The  final principle is more functional.  It concerns Piaget´s emphasis on intelligence as an action.  In his view education should be build on the child’s natural curiosity and natural tendency to act on the world in order to understand it.  Knowledge is most meaningful when children construct it themselves rather than having it imposed upon them (Vasa,R., Haith,M.M.,Miller,S.A.,1992).

The experience in acquiring a new knowledge through action allows two different kinds of knowledge to develop, the physical experience and the logico-mathematical experience. Physical experience produces knowledge of the properties of the objects acted upon.   Logico-mathematical experience result in knowledge, not of the objects, but of the actions themselves and their results.

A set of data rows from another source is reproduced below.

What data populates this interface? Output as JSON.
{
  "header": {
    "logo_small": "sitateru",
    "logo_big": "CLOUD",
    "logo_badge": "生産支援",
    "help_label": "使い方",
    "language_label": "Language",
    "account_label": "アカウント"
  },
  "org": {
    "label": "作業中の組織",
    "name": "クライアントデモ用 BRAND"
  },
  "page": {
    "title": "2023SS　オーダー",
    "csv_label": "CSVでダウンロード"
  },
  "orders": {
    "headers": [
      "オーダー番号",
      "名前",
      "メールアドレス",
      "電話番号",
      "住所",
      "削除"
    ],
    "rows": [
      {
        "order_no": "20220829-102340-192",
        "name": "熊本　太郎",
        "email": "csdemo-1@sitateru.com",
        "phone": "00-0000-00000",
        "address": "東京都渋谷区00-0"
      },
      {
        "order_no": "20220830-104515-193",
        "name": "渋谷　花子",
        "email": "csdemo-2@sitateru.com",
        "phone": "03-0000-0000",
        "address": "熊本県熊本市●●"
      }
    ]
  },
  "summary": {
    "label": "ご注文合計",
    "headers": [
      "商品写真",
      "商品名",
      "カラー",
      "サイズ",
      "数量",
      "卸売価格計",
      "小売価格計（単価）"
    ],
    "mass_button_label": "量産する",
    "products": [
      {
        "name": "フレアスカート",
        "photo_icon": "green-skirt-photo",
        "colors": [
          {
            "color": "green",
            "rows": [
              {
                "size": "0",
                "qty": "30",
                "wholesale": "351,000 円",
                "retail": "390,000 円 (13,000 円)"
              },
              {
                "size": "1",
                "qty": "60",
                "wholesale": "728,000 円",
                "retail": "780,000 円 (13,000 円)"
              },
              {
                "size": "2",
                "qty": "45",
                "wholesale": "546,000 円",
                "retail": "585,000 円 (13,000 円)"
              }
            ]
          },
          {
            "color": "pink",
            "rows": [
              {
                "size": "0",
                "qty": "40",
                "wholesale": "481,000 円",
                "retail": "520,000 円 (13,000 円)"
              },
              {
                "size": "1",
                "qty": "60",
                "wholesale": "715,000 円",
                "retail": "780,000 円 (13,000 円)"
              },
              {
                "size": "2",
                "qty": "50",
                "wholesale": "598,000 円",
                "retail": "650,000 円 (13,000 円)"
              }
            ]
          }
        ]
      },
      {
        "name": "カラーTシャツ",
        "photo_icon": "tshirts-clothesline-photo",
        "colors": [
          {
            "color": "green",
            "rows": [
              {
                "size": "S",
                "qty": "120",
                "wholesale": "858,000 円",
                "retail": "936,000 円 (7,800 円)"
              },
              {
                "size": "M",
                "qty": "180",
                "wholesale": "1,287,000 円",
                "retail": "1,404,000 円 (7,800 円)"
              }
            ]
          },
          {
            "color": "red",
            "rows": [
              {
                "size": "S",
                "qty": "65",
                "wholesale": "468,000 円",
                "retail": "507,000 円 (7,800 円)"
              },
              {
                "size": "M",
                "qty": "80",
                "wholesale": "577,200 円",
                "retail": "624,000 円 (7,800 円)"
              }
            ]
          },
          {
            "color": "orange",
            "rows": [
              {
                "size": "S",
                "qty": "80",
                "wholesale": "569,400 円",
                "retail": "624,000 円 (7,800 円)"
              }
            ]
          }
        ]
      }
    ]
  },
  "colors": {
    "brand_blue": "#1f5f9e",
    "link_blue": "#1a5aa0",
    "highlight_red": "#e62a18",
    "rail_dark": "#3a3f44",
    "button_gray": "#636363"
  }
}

From physical experience, one would gain knowledge of the weight of objects; or the fact that, other things being equal, weight increases as volume increases, and so on.  When speaking of logico-mathematical experience the point is that even the highest forms of abstract reasoning have their origin in action (Donaldson, 1987).

The aim for education, according to Piaget, is to make individuals who are critical, creative and inventive discoverers. So the major part of the child’s learning relies on active experimentation and discovery.  The active classroom has been associated with the term progressive teaching, where pupils are in active role, learning predominantly by discovery techniques, with emphasis on creative expression.  Subject matter tends to be combined, with the teacher performing as a guide to educational experiences and encouraging cooparitive work.  External rewards and punishments are seen as being unimportant, and there is not so much concern with traditional academic standards and testing (Spencer, 1994). 

As a biologist Piaget  tended to look at development more from the physical change and the readiness for each stage to develop any further.  Another perspective in the cognitive movement was from those who saw the connection between the environment and the child development in a constructive way, and Jerome Burner’s ideas are those that are well known.